Energia nucleare: Bill Gates ha pronti altri miliardi per nuovi reattori

Bill Gates investirà miliardi di dollari sull’energia nucleare dove ha peraltro già investito. Il co-fondatore di Microsoft ha affermato che la scorsa settimana che la startup TerraPower LLC da lui creata, ha iniziato la costruzione del suo primo reattore nel Wyoming – in un villaggio di 3.000 abitanti sito sugli altipiani nel Deserto Rosso meridionale – in concomitanza alla chiusura di una centrale a carbone. “Ho messo più di un miliardo e ne metterò altri per soddisfare il fabbisogno di elettricità degli Stati Uniti” ha affermato Gates in un’intervista alla carta stampata. “Il carbone è superato dal gas naturale. Quello che dobbiamo fare è competere efficacemente con il gas naturale”, ha aggiunto.

Il reattore genererà energia per 345 megawatt, ma al picco potrebbe arrivare fino a 500. Potrebbe dare copertura energetica a circa 400 mila case. Secondo i piani dell’azienda, i primi reattori forniranno elettricità, ma in seguito potranno fornire il calore necessario alla produzione e/o raffinazione di alcuni elementi come l’idrogeno, l’ammoniaca, i prodotti petrolchimici e i fertilizzanti.

L’azienda prevede di completare i lavori entro la fine del decennio. L’impianto avrebbe dovuto essere operativo dal 2028, ma per raggiungere tale obiettivo avrebbe dovuto fare affidamento sul carburante proveniente dalla Russia per rifornire i reattori, una cosa che Gates ha definito “inaccettabile”, considerato anche che TerraPower ha il sostegno del Dipartimento dell’Energia degli Stati Uniti.

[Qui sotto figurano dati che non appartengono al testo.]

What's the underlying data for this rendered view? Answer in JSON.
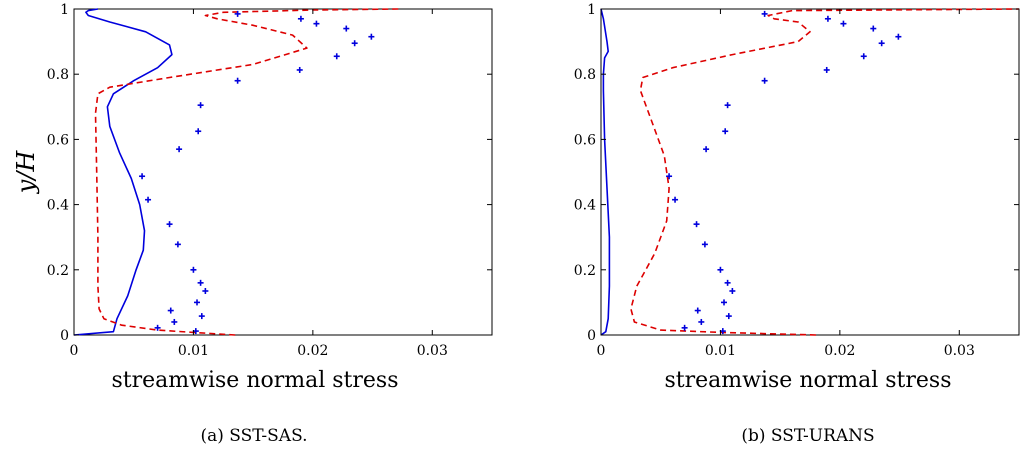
{
  "chart_data": [
    {
      "type": "line",
      "caption": "(a) SST-SAS.",
      "xlabel": "streamwise normal stress",
      "ylabel": "y/H",
      "xlim": [
        0,
        0.035
      ],
      "ylim": [
        0,
        1
      ],
      "xticks": [
        0,
        0.01,
        0.02,
        0.03
      ],
      "xtick_labels": [
        "0",
        "0.01",
        "0.02",
        "0.03"
      ],
      "yticks": [
        0,
        0.2,
        0.4,
        0.6,
        0.8,
        1
      ],
      "ytick_labels": [
        "0",
        "0.2",
        "0.4",
        "0.6",
        "0.8",
        "1"
      ],
      "grid": false,
      "series": [
        {
          "style": "solid",
          "color": "#0000dd",
          "x": [
            0.0,
            0.0033,
            0.0036,
            0.0045,
            0.0052,
            0.0058,
            0.0059,
            0.0055,
            0.0048,
            0.0038,
            0.003,
            0.0028,
            0.0033,
            0.005,
            0.007,
            0.0082,
            0.008,
            0.006,
            0.003,
            0.0012,
            0.001,
            0.0012,
            0.002
          ],
          "y": [
            0.0,
            0.01,
            0.05,
            0.12,
            0.2,
            0.26,
            0.32,
            0.4,
            0.48,
            0.56,
            0.64,
            0.7,
            0.74,
            0.78,
            0.82,
            0.86,
            0.89,
            0.93,
            0.96,
            0.98,
            0.99,
            0.995,
            1.0
          ]
        },
        {
          "style": "dashed",
          "color": "#dd0000",
          "x": [
            0.0135,
            0.01,
            0.007,
            0.004,
            0.0025,
            0.0021,
            0.002,
            0.002,
            0.0019,
            0.0018,
            0.002,
            0.003,
            0.008,
            0.015,
            0.0195,
            0.0183,
            0.015,
            0.012,
            0.011,
            0.0125,
            0.02,
            0.0272
          ],
          "y": [
            0.0,
            0.008,
            0.015,
            0.03,
            0.05,
            0.08,
            0.15,
            0.3,
            0.5,
            0.68,
            0.74,
            0.76,
            0.79,
            0.83,
            0.88,
            0.92,
            0.95,
            0.97,
            0.98,
            0.99,
            0.997,
            1.0
          ]
        },
        {
          "style": "markers",
          "marker": "+",
          "color": "#0000dd",
          "x": [
            0.0137,
            0.019,
            0.0203,
            0.0228,
            0.0235,
            0.0249,
            0.022,
            0.0189,
            0.0137,
            0.0106,
            0.0104,
            0.0088,
            0.0057,
            0.0062,
            0.008,
            0.0087,
            0.01,
            0.0106,
            0.011,
            0.0103,
            0.0107,
            0.0081,
            0.0084,
            0.007,
            0.0102
          ],
          "y": [
            0.985,
            0.97,
            0.955,
            0.94,
            0.895,
            0.915,
            0.855,
            0.813,
            0.78,
            0.705,
            0.625,
            0.57,
            0.487,
            0.415,
            0.34,
            0.278,
            0.2,
            0.16,
            0.135,
            0.1,
            0.058,
            0.075,
            0.04,
            0.022,
            0.012
          ]
        }
      ]
    },
    {
      "type": "line",
      "caption": "(b) SST-URANS",
      "xlabel": "streamwise normal stress",
      "ylabel": "",
      "xlim": [
        0,
        0.035
      ],
      "ylim": [
        0,
        1
      ],
      "xticks": [
        0,
        0.01,
        0.02,
        0.03
      ],
      "xtick_labels": [
        "0",
        "0.01",
        "0.02",
        "0.03"
      ],
      "yticks": [
        0,
        0.2,
        0.4,
        0.6,
        0.8,
        1
      ],
      "ytick_labels": [
        "0",
        "0.2",
        "0.4",
        "0.6",
        "0.8",
        "1"
      ],
      "grid": false,
      "series": [
        {
          "style": "solid",
          "color": "#0000dd",
          "x": [
            0.0,
            0.0004,
            0.0006,
            0.0007,
            0.0007,
            0.0005,
            0.0003,
            0.0002,
            0.0002,
            0.0003,
            0.0006,
            0.0005,
            0.0002,
            0.0
          ],
          "y": [
            0.0,
            0.01,
            0.05,
            0.15,
            0.3,
            0.45,
            0.6,
            0.75,
            0.8,
            0.85,
            0.87,
            0.9,
            0.97,
            1.0
          ]
        },
        {
          "style": "dashed",
          "color": "#dd0000",
          "x": [
            0.018,
            0.01,
            0.005,
            0.0028,
            0.0025,
            0.003,
            0.0045,
            0.0055,
            0.0057,
            0.0053,
            0.0043,
            0.0033,
            0.0035,
            0.006,
            0.011,
            0.0165,
            0.0175,
            0.0165,
            0.0145,
            0.014,
            0.016,
            0.035
          ],
          "y": [
            0.0,
            0.008,
            0.015,
            0.04,
            0.08,
            0.15,
            0.25,
            0.35,
            0.45,
            0.55,
            0.65,
            0.75,
            0.79,
            0.82,
            0.86,
            0.9,
            0.93,
            0.96,
            0.97,
            0.98,
            0.995,
            1.0
          ]
        },
        {
          "style": "markers",
          "marker": "+",
          "color": "#0000dd",
          "x": [
            0.0137,
            0.019,
            0.0203,
            0.0228,
            0.0235,
            0.0249,
            0.022,
            0.0189,
            0.0137,
            0.0106,
            0.0104,
            0.0088,
            0.0057,
            0.0062,
            0.008,
            0.0087,
            0.01,
            0.0106,
            0.011,
            0.0103,
            0.0107,
            0.0081,
            0.0084,
            0.007,
            0.0102
          ],
          "y": [
            0.985,
            0.97,
            0.955,
            0.94,
            0.895,
            0.915,
            0.855,
            0.813,
            0.78,
            0.705,
            0.625,
            0.57,
            0.487,
            0.415,
            0.34,
            0.278,
            0.2,
            0.16,
            0.135,
            0.1,
            0.058,
            0.075,
            0.04,
            0.022,
            0.012
          ]
        }
      ]
    }
  ]
}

L’impianto costerà complessivamente circa 4 miliardi di dollari e la metà sarà a carico del Dipartimento dell’Energia USA. La cifra include i costi di progettazione e delle licenze che dovrebbero poi essere ammortizzati. Il progetto necessiterà di essere completato con la revisione della Nuclear Regulatory Commission nell’arco di tre anni.

 

Quanto è importante il progetto di Bill Gates per gli USA

Il piano di Bill Gates negli Stati Uniti potrebbe dare una scossa alla nazione sul fronte dell’energia nucleare. Gli USA oggi hanno il più grande numero di centrali al mondo ma, dopo due grandi impianti entrati funzione negli ultimi due anni in Georgia, non sono stati costruiti altri reattori. Secondo uno studio realizzato dall’istituto di ricerca americano Information Technology & Innovation Foundation, lo sviluppo americano dell’energia nucleare ad alta tecnologia è indietro di 15 anni rispetto a quello cinese, in quanto Pechino ha sostenuto i suoi progetti con ampi finanziamenti. Al momento il Dragone sta costruendo ben 27 reattori nucleari con tempistiche medie di sette anni, si legge nel rapporto.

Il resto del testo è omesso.